Pluto: ‘Recent’ volcanism raises puzzle — how can such a cold body power eruptions?

What is the News?

The National Aeronautics and Space Administration’s(NASA) New Horizons probe has reported new findings of Pluto.

The probe reported that icy lava flows have recently (no more than a billion years ago) covered substantial tracts of its surface. The findings drew particular attention to a mountainous feature named Wright Mons.

What is Wright Mons?

Wright Mons is a mountainous feature found on Pluto. It was informally named by the New Horizons team in honour of the Wright brothers.

It is about 150 km across its base and has a central depression (a hole) 40-50 km wide, with a floor at least as low as the surrounding terrain.
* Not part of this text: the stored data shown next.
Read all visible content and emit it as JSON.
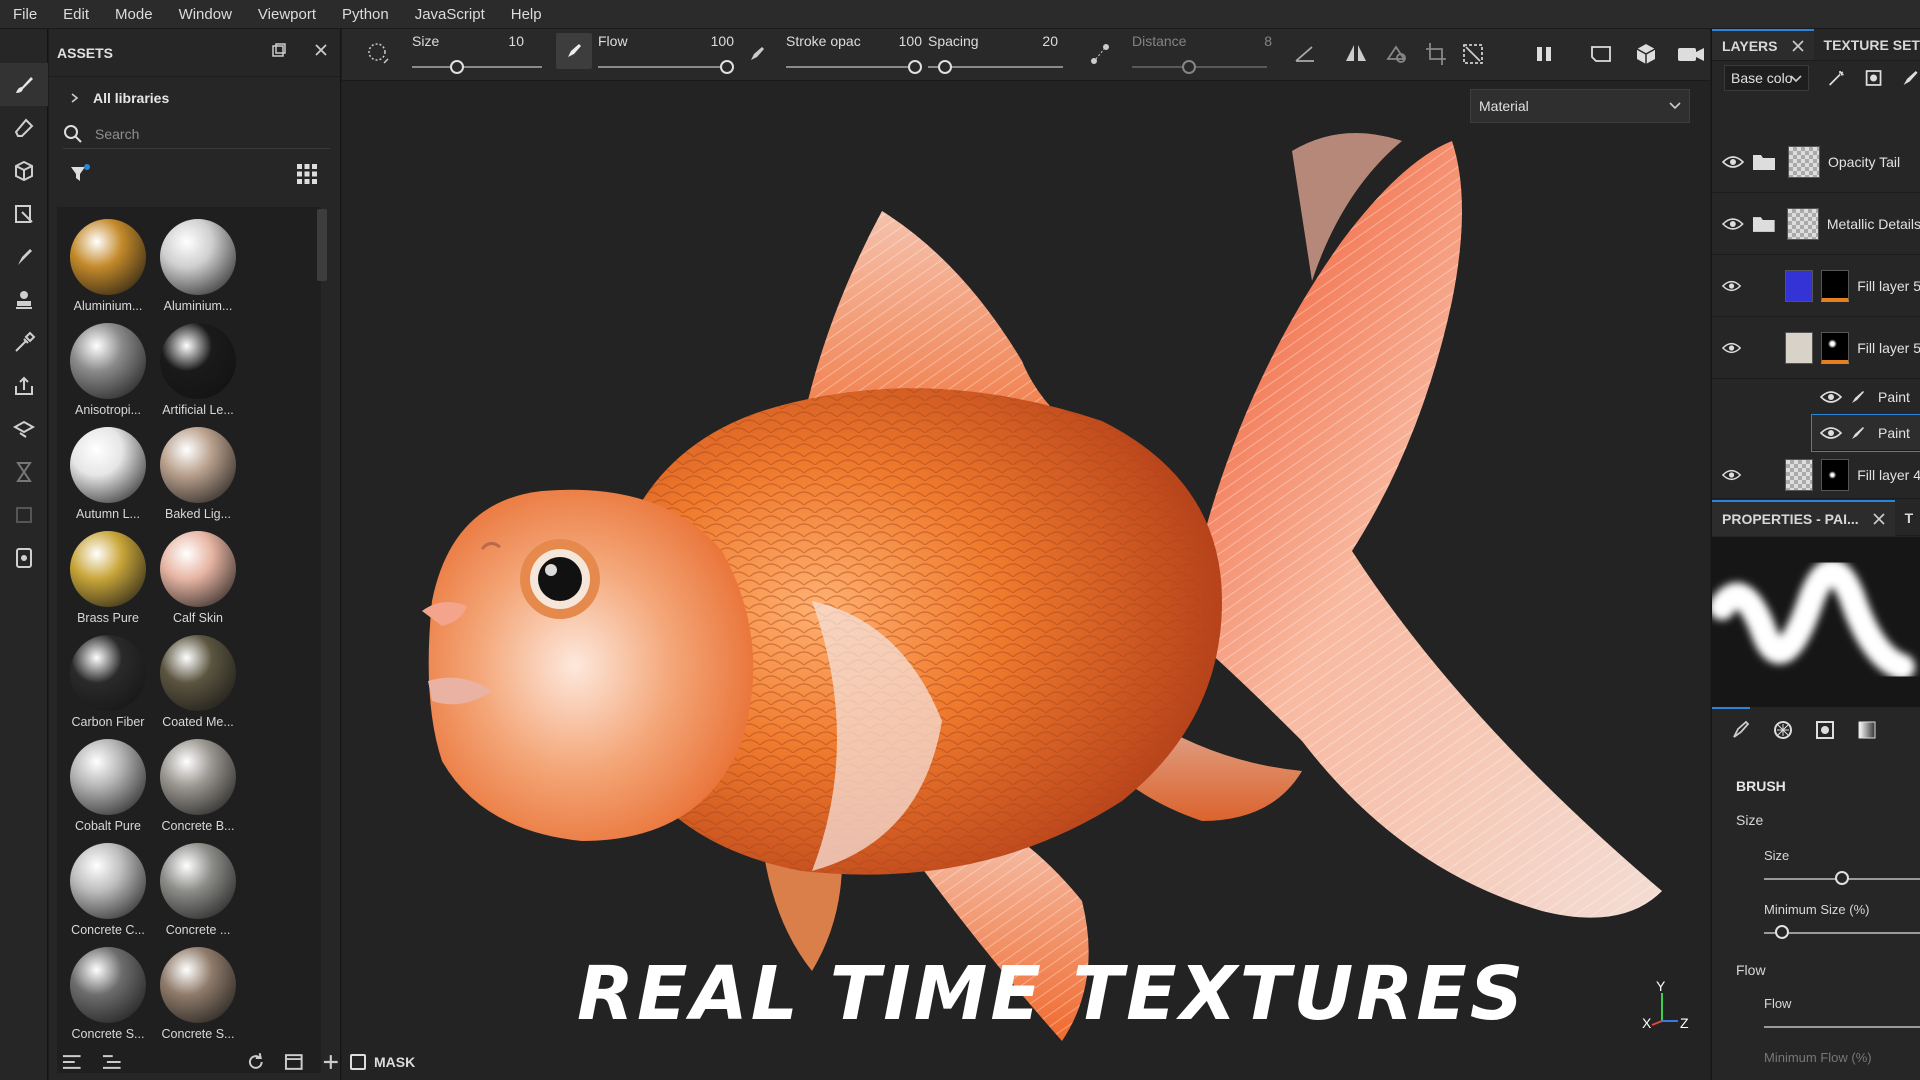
{
  "menu": [
    "File",
    "Edit",
    "Mode",
    "Window",
    "Viewport",
    "Python",
    "JavaScript",
    "Help"
  ],
  "assets": {
    "title": "ASSETS",
    "library": "All libraries",
    "search_placeholder": "Search",
    "items": [
      {
        "label": "Aluminium...",
        "color": "#c48a2a"
      },
      {
        "label": "Aluminium...",
        "color": "#cfcfcf"
      },
      {
        "label": "Anisotropi...",
        "color": "#8a8a8a"
      },
      {
        "label": "Artificial Le...",
        "color": "#1a1a1a"
      },
      {
        "label": "Autumn L...",
        "color": "#e6e6e6"
      },
      {
        "label": "Baked Lig...",
        "color": "#b9a08d"
      },
      {
        "label": "Brass Pure",
        "color": "#c9a63a"
      },
      {
        "label": "Calf Skin",
        "color": "#e7b5a3"
      },
      {
        "label": "Carbon Fiber",
        "color": "#2a2a2a"
      },
      {
        "label": "Coated Me...",
        "color": "#5b5540"
      },
      {
        "label": "Cobalt Pure",
        "color": "#b4b4b4"
      },
      {
        "label": "Concrete B...",
        "color": "#9a9690"
      },
      {
        "label": "Concrete C...",
        "color": "#bdbdbd"
      },
      {
        "label": "Concrete ...",
        "color": "#8d8d8a"
      },
      {
        "label": "Concrete S...",
        "color": "#6d6d6d"
      },
      {
        "label": "Concrete S...",
        "color": "#8f7b6a"
      }
    ]
  },
  "toolbar": {
    "size_label": "Size",
    "size_value": "10",
    "flow_label": "Flow",
    "flow_value": "100",
    "stroke_label": "Stroke opac",
    "stroke_value": "100",
    "spacing_label": "Spacing",
    "spacing_value": "20",
    "distance_label": "Distance",
    "distance_value": "8"
  },
  "viewport": {
    "material_select": "Material",
    "overlay_title": "REAL TIME TEXTURES",
    "mask_label": "MASK",
    "axis_y": "Y",
    "axis_x": "X",
    "axis_z": "Z"
  },
  "layers": {
    "tab_label": "LAYERS",
    "tab2_label": "TEXTURE SET",
    "channel": "Base colo",
    "items": [
      {
        "name": "Opacity Tail"
      },
      {
        "name": "Metallic Details"
      },
      {
        "name": "Fill layer 5"
      },
      {
        "name": "Fill layer 5"
      },
      {
        "name": "Paint"
      },
      {
        "name": "Paint"
      },
      {
        "name": "Fill layer 4"
      }
    ]
  },
  "properties": {
    "tab_label": "PROPERTIES - PAI...",
    "tab2_label": "T",
    "section": "BRUSH",
    "size_group": "Size",
    "size_label": "Size",
    "min_size_label": "Minimum Size (%)",
    "flow_group": "Flow",
    "flow_label": "Flow",
    "min_flow_label": "Minimum Flow (%)"
  },
  "colors": {
    "accent": "#2a85d6",
    "layer_marker": "#e67e22",
    "fill_blue": "#3434d6"
  }
}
Scientists claim that Wright Mons is a volcano and cite the lack of impact craters as evidence that it is not likely to be older than 1-2 billion years.

The volume of Wright Mons exceeds 20 thousand cubic kilometres. Although considerably less than the volume of Mars’s biggest volcanoes, this is similar to the total volume of Hawaii’s Mauna Loa, and much greater than the volume of its above sea-level portion.

The slopes of Wright Mons and much of its surroundings are seen to be crowded with hummocks (humps or ridges in an ice field).

These hummocks were likely created by some sort of ice volcanism, known by the technical term “cryovolcanism” – erupting icy water rather than molten rock.